Shavadia Jay, Yonga Gerald, Mwanzi Sitna, Jinah Ashna, Moriasi Abednego, Otieno Harun
Department of Cardiology, Aga Khan University Hospital, Nairobi, Kenya.
Cardiovasc J Afr. 2013 Mar;24(2):6-9. doi: 10.5830/CVJA-2012-064.
Scant data exist on the epidemiology and clinical characteristics of atrial fibrillation in Kenya. Traditionally, atrial fibrillation (AF) in sub-Saharan Africa is as a result of rheumatic valve disease. However, with the economic transition in sub-Saharan Africa, risk factors and associated complications of this arrhythmia are likely to change.
A retrospective observational survey was carried out between January 2008 and December 2010. Patients with a discharge diagnosis of either atrial fibrillation or flutter were included for analysis. The data-collection tool included clinical presentation, risk factors and management strategy. Follow-up data were obtained from the patients' medical records six months after the index presentation.
One hundred and sixty-two patients were recruited (mean age 67 ± 17 years, males 56%). The distribution was paroxysmal (40%), persistent (20%) and permanent AF (40%). Associated co-morbidities included hypertension (68%), heart failure (38%) diabetes mellitus (33%) and valvular abnormalities (12%). One-third presented with palpitations, dizziness or syncope and 15% with a thromboembolic complication as the index AF presentation. Rate-control strategies were administered to 78% of the patients, with beta-blockers and digoxin more commonly prescribed. Seventy-seven per cent had a CHA(2)DS(2)VASC score ≥ 2, but one-quarter did not receive any form of oral anticoagulation. At the six-month follow up, 6% had died and 12% had been re-admitted at least once. Of the high-stroke risk patients on anticoagulation, just over one-half were adequately anticoagulated.
Hypertension and diabetes mellitus, not rheumatic valve disease were the more common co-morbidities. Stroke risk stratification and prevention needs to be emphasised and appropriately managed.
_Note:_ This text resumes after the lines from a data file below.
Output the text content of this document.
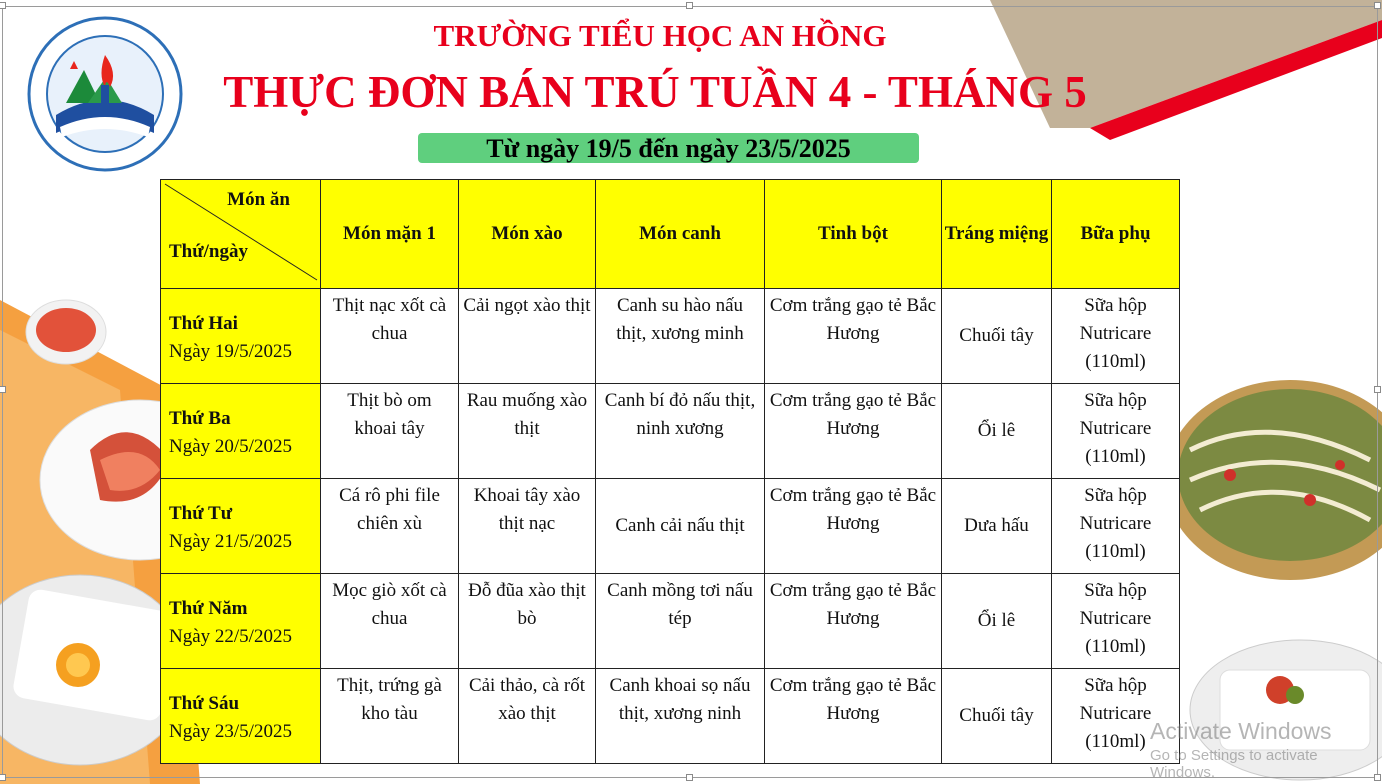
TRƯỜNG TIỂU HỌC AN HỒNG
THỰC ĐƠN BÁN TRÚ TUẦN 4 - THÁNG 5
Từ ngày 19/5 đến ngày 23/5/2025
Món ăn
Thứ/ngày	Món mặn 1	Món xào	Món canh	Tinh bột	Tráng miệng	Bữa phụ

Thứ Hai
Ngày 19/5/2025	Thịt nạc xốt cà chua	Cải ngọt xào thịt	Canh su hào nấu thịt, xương minh	Cơm trắng gạo tẻ Bắc Hương	Chuối tây	Sữa hộp Nutricare (110ml)

Thứ Ba
Ngày 20/5/2025	Thịt bò om khoai tây	Rau muống xào thịt	Canh bí đỏ nấu thịt, ninh xương	Cơm trắng gạo tẻ Bắc Hương	Ổi lê	Sữa hộp Nutricare (110ml)

Thứ Tư
Ngày 21/5/2025	Cá rô phi file chiên xù	Khoai tây xào thịt nạc	Canh cải nấu thịt	Cơm trắng gạo tẻ Bắc Hương	Dưa hấu	Sữa hộp Nutricare (110ml)

Thứ Năm
Ngày 22/5/2025	Mọc giò xốt cà chua	Đỗ đũa xào thịt bò	Canh mồng tơi nấu tép	Cơm trắng gạo tẻ Bắc Hương	Ổi lê	Sữa hộp Nutricare (110ml)

Thứ Sáu
Ngày 23/5/2025	Thịt, trứng gà kho tàu	Cải thảo, cà rốt xào thịt	Canh khoai sọ nấu thịt, xương ninh	Cơm trắng gạo tẻ Bắc Hương	Chuối tây	Sữa hộp Nutricare (110ml) Activate Windows
Go to Settings to activate Windows.
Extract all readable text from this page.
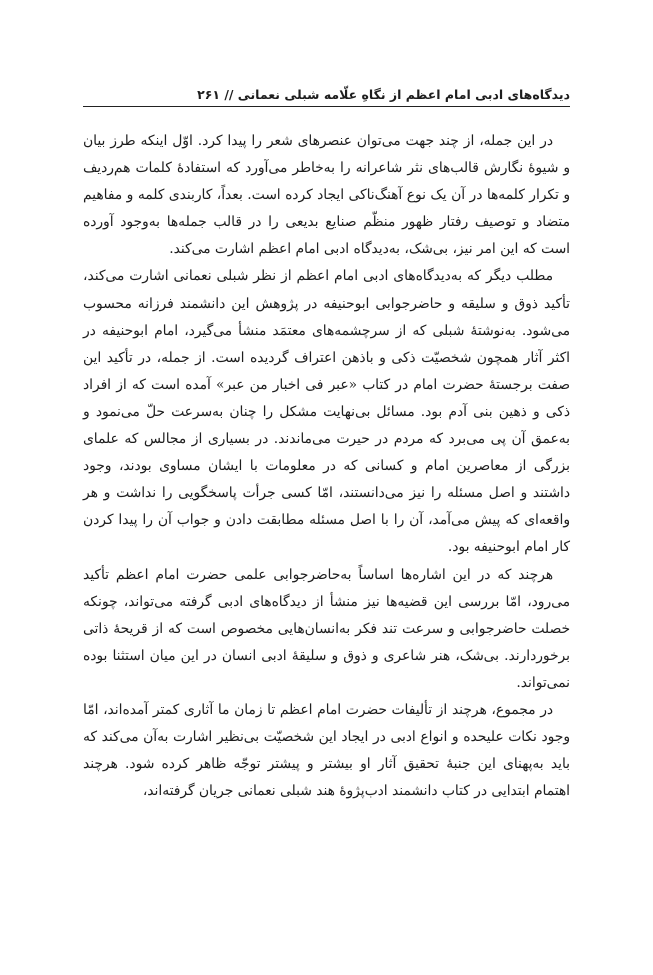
دیدگاه‌های ادبی امام اعظم از نگاهِ علّامه شبلی نعمانی // ۲۶۱

در این جمله، از چند جهت می‌توان عنصرهای شعر را پیدا کرد. اوّل اینکه طرز بیان و شیوهٔ نگارش قالب‌های نثر شاعرانه را به‌خاطر می‌آورد که استفادهٔ کلمات هم‌ردیف و تکرار کلمه‌ها در آن یک نوع آهنگ‌ناکی ایجاد کرده است. بعداً، کاربندی کلمه و مفاهیم متضاد و توصیف رفتار ظهور منظّم صنایع بدیعی را در قالب جمله‌ها به‌وجود آورده است که این امر نیز، بی‌شک، به‌دیدگاه ادبی امام اعظم اشارت می‌کند.

مطلب دیگر که به‌دیدگاه‌های ادبی امام اعظم از نظر شبلی نعمانی اشارت می‌کند، تأکید ذوق و سلیقه و حاضرجوابی ابوحنیفه در پژوهش این دانشمند فرزانه محسوب می‌شود. به‌نوشتهٔ شبلی که از سرچشمه‌های معتمَد منشأ می‌گیرد، امام ابوحنیفه در اکثر آثار همچون شخصیّت ذکی و باذهن اعتراف گردیده است. از جمله، در تأکید این صفت برجستهٔ حضرت امام در کتاب «عبر فی اخبار من عبر» آمده است که از افراد ذکی و ذهین بنی آدم بود. مسائل بی‌نهایت مشکل را چنان به‌سرعت حلّ می‌نمود و به‌عمق آن پی می‌برد که مردم در حیرت می‌ماندند. در بسیاری از مجالس که علمای بزرگی از معاصرین امام و کسانی که در معلومات با ایشان مساوی بودند، وجود داشتند و اصل مسئله را نیز می‌دانستند، امّا کسی جرأت پاسخگویی را نداشت و هر واقعه‌ای که پیش می‌آمد، آن را با اصل مسئله مطابقت دادن و جواب آن را پیدا کردن کار امام ابوحنیفه بود.

هرچند که در این اشاره‌ها اساساً به‌حاضرجوابی علمی حضرت امام اعظم تأکید می‌رود، امّا بررسی این قضیه‌ها نیز منشأ از دیدگاه‌های ادبی گرفته می‌تواند، چونکه خصلت حاضرجوابی و سرعت تند فکر به‌انسان‌هایی مخصوص است که از قریحهٔ ذاتی برخوردارند. بی‌شک، هنر شاعری و ذوق و سلیقهٔ ادبی انسان در این میان استثنا بوده نمی‌تواند.

در مجموع، هرچند از تألیفات حضرت امام اعظم تا زمان ما آثاری کمتر آمده‌اند، امّا وجود نکات علیحده و انواع ادبی در ایجاد این شخصیّت بی‌نظیر اشارت به‌آن می‌کند که باید به‌پهنای این جنبهٔ تحقیق آثار او بیشتر و پیشتر توجّه ظاهر کرده شود. هرچند اهتمام ابتدایی در کتاب دانشمند ادب‌پژوهٔ هند شبلی نعمانی جریان گرفته‌اند،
关于肯尼亚房颤的流行病学和临床特征的数据稀缺。传统上,撒哈拉以南非洲地区的房颤是由风湿性瓣膜病引起的。然而,随着撒哈拉以南非洲地区的经济转型,这种心律失常的危险因素和相关并发症可能会发生变化。
于2008年1月至2010年12月进行了一项回顾性观察研究。纳入出院诊断为房颤或房扑的患者进行分析。数据收集工具包括临床表现、危险因素和管理策略。随访数据来自患者在首次就诊后6个月的病历。
共招募了162例患者(平均年龄67±17岁,男性占56%)。房颤类型分布为阵发性(40%)、持续性(20%)和永久性房颤(40%)。相关合并症包括高血压(68%)、心力衰竭(38%)、糖尿病(33%)和瓣膜异常(12%)。三分之一的患者以心悸、头晕或晕厥就诊,15%的患者以血栓栓塞并发症作为首次房颤表现。78%的患者采用了心率控制策略,其中β受体阻滞剂和地高辛的处方更为常见。77%的患者CHA(2)DS(2)VASC评分≥2,但四分之一的患者未接受任何形式的口服抗凝治疗。在6个月的随访中,6%的患者死亡,12%的患者至少再次入院一次。在接受抗凝治疗的高卒中风险患者中,只有略超过一半的患者抗凝充分。
高血压和糖尿病而非风湿性瓣膜病是更常见的合并症。需要强调并适当管理卒中风险分层和预防。